The title poem ‘The Escape Artists’ takes a slightly different tact, using a fantastical idea (planetary geo-exploration) and making a sideshow-spectacle of the wait for the intrepid astronaut-explorers to come out of their dive. At first, the language describing the planet and the descent is verdantly spiky as you “watch them sink into the end-boil”, while language like “chemical churn and kinetic noise of total decay” gives a cool sense of danger. Then Parker leaves the reader hanging, building that suspense into the very point of the poem. He takes the strange and makes it stranger by making it more recognisable, creating a kind of sci-fi vaudeville.
Shifts in perspective are a primary concern in this pamphlet: the couple who reinvent a mongrel-dog as a majestic proto-horse in ‘Do you remember’; the man lost in a circus who imagines his lost-ness as its star attraction in ‘Sideshow’; the person drawn to watch the “grey saturated flesh of the dead” in ‘Cinema of the Drowned’. In all of these the perspective makes us at home with the strange and surreal, but also almost alien to ourselves.
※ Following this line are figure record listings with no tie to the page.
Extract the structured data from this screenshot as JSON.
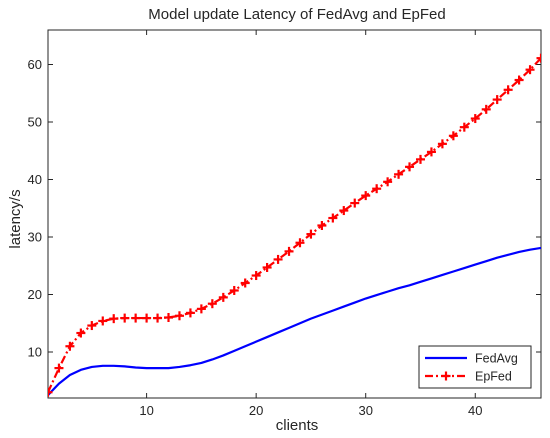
{
  "chart_data": {
    "type": "line",
    "title": "Model update Latency of FedAvg and EpFed",
    "xlabel": "clients",
    "ylabel": "latency/s",
    "xlim": [
      1,
      46
    ],
    "ylim": [
      2,
      66
    ],
    "xticks": [
      10,
      20,
      30,
      40
    ],
    "yticks": [
      10,
      20,
      30,
      40,
      50,
      60
    ],
    "grid": false,
    "legend_position": "bottom-right",
    "x": [
      1,
      2,
      3,
      4,
      5,
      6,
      7,
      8,
      9,
      10,
      11,
      12,
      13,
      14,
      15,
      16,
      17,
      18,
      19,
      20,
      21,
      22,
      23,
      24,
      25,
      26,
      27,
      28,
      29,
      30,
      31,
      32,
      33,
      34,
      35,
      36,
      37,
      38,
      39,
      40,
      41,
      42,
      43,
      44,
      45,
      46
    ],
    "series": [
      {
        "name": "FedAvg",
        "color": "#0000ff",
        "style": "solid",
        "marker": "none",
        "values": [
          2.5,
          4.5,
          6.0,
          6.9,
          7.4,
          7.6,
          7.6,
          7.5,
          7.3,
          7.2,
          7.2,
          7.2,
          7.4,
          7.7,
          8.1,
          8.7,
          9.4,
          10.2,
          11.0,
          11.8,
          12.6,
          13.4,
          14.2,
          15.0,
          15.8,
          16.5,
          17.2,
          17.9,
          18.6,
          19.3,
          19.9,
          20.5,
          21.1,
          21.6,
          22.2,
          22.8,
          23.4,
          24.0,
          24.6,
          25.2,
          25.8,
          26.4,
          26.9,
          27.4,
          27.8,
          28.1
        ]
      },
      {
        "name": "EpFed",
        "color": "#ff0000",
        "style": "dash-dot",
        "marker": "plus",
        "values": [
          3.0,
          7.2,
          11.0,
          13.3,
          14.6,
          15.4,
          15.8,
          15.9,
          15.9,
          15.9,
          15.9,
          16.0,
          16.3,
          16.8,
          17.5,
          18.4,
          19.5,
          20.7,
          22.0,
          23.3,
          24.7,
          26.1,
          27.5,
          29.0,
          30.5,
          32.0,
          33.3,
          34.6,
          35.9,
          37.2,
          38.4,
          39.6,
          40.9,
          42.2,
          43.5,
          44.8,
          46.2,
          47.6,
          49.1,
          50.6,
          52.2,
          53.9,
          55.6,
          57.3,
          59.1,
          61.1
        ]
      }
    ]
  }
}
Possibly the best example of this is ‘House of Rivers’ where the man-made and natural are thrown into unlikely symbiosis, as the house itself becomes river-like:
“The walls are unscrolling from the roof
and going to ground in breaking waves.”
It’s an unsettling image to read and the poem only becomes more so, as Parker leads the reader into the house and describes an eerie metamorphosis:
“By morning your lungs have sunk
to stones; your neck flares as you breathe.”
And thus the viewpoint shifts from outsider to insider, the transformation giving the poem a feel of myth, like a more personal take on Ovid’s Metamorphosis.
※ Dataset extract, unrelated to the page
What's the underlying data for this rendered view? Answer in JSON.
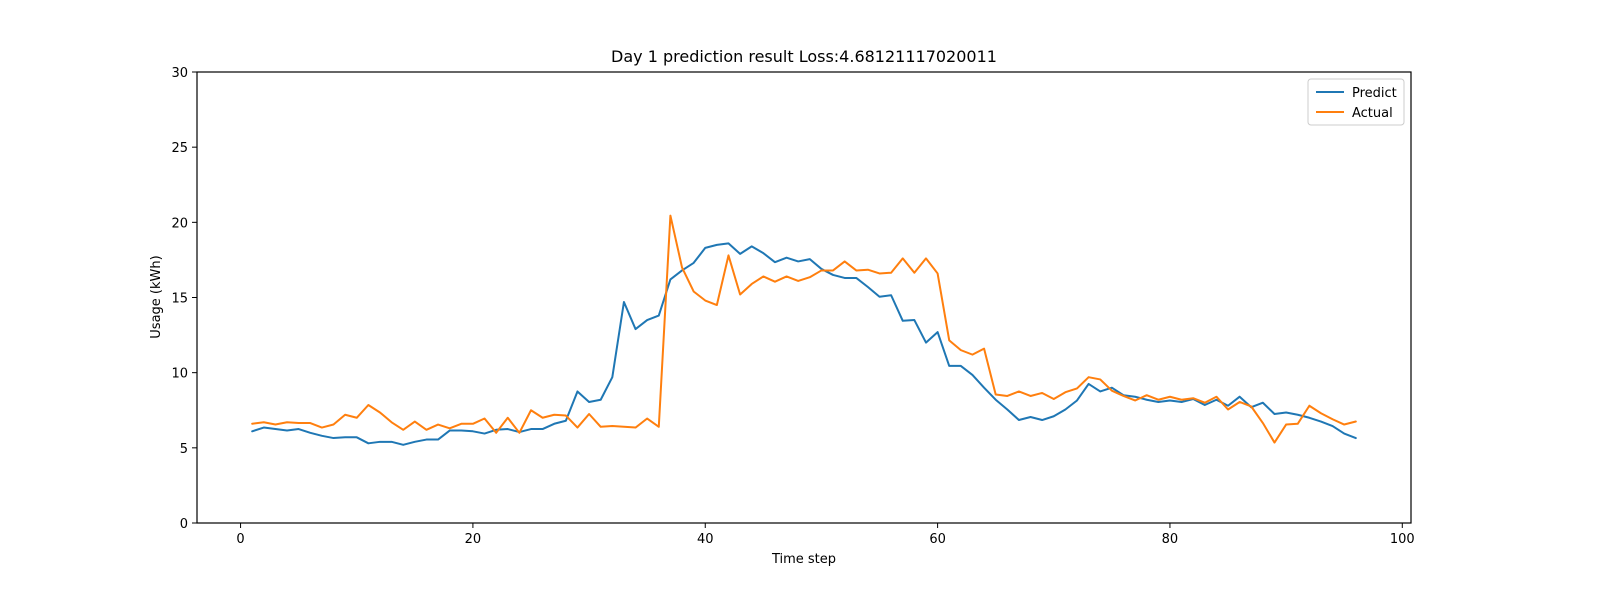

Indeed, there’s something mythic about a lot of this pamphlet. The way poems like ‘The Lake and The Way’ weave action into a magic spell that allows you entry into an unknown world, be it a one-way ticket to a mysterious island or immersion into an indescribable moment of sound and strangeness (a hair’s breadth from the familiarity of ‘your lover’s breath’).
‘The Lake’ describes (in language both lush and rough) an island “too distant/ to be seen from the shore although the lake/ is small and could be shouted over”, twisting physics and crafting a primal and remote feel to the poem. The trick is that Parker then draws you into the place’s mythos, offering inviting-but-frightening sentences that lead the reader to the island, but never back:
“And if you choose to make the walk
don’t stop. The surface creaks
and mutters at your back. Speed up,
keep the looming island in your sight.
The freeze will only hold you once.”
It’s tingling and exhilarating to read. I recommend you do that.
Similarly, ‘The Way’ also teases you along a journey, giving that same blend of remoteness and lone adventure, with an added dollop of heady discord as it tells the reader to “wait for the rising background static/ to mingle with the trumpet’s sombre melody”. I have to say I loved the idea of concocting a new and powerful sound out of music and static, out of structure and void. And Parker defines this sound only ever in the negative:
“That sound is not the shifting of the continents,
not the heaving of the gathered clouds
or stretching of the oak’s dark roots.
That sound is not your lover’s breath
but tonight it’s near enough.”
The poem feels like emotion illuminated by black-light and it is gorgeous.
Or there’s the way ‘Storm Line’ imagines a direct connection to a tempest, marrying the humdrum nature of the ‘beige handset’ with the primal power of storm whose “lightning will sear the sky”. Or ‘Remembrances’ which describes a sweetly domestic mess with tender intricacy, but the urgency with which the narrator searches for the ‘remembrances’ left for him by his partner gives them a touch of the mythic too, as if they’re a nymph-like being he’s unsure will return (did I mention this poem is super-sweet? It is.).
As a whole this is a phenomenal, disturbing, but still very accessible collection. The poems sit very well together, tied by common themes and feelings, but still containing a lot of variety in tone and subject. If your tastes in poetry run to the provoking, the funny, or the speculative, then I recommend you grab a copy from Tall Lighthouse.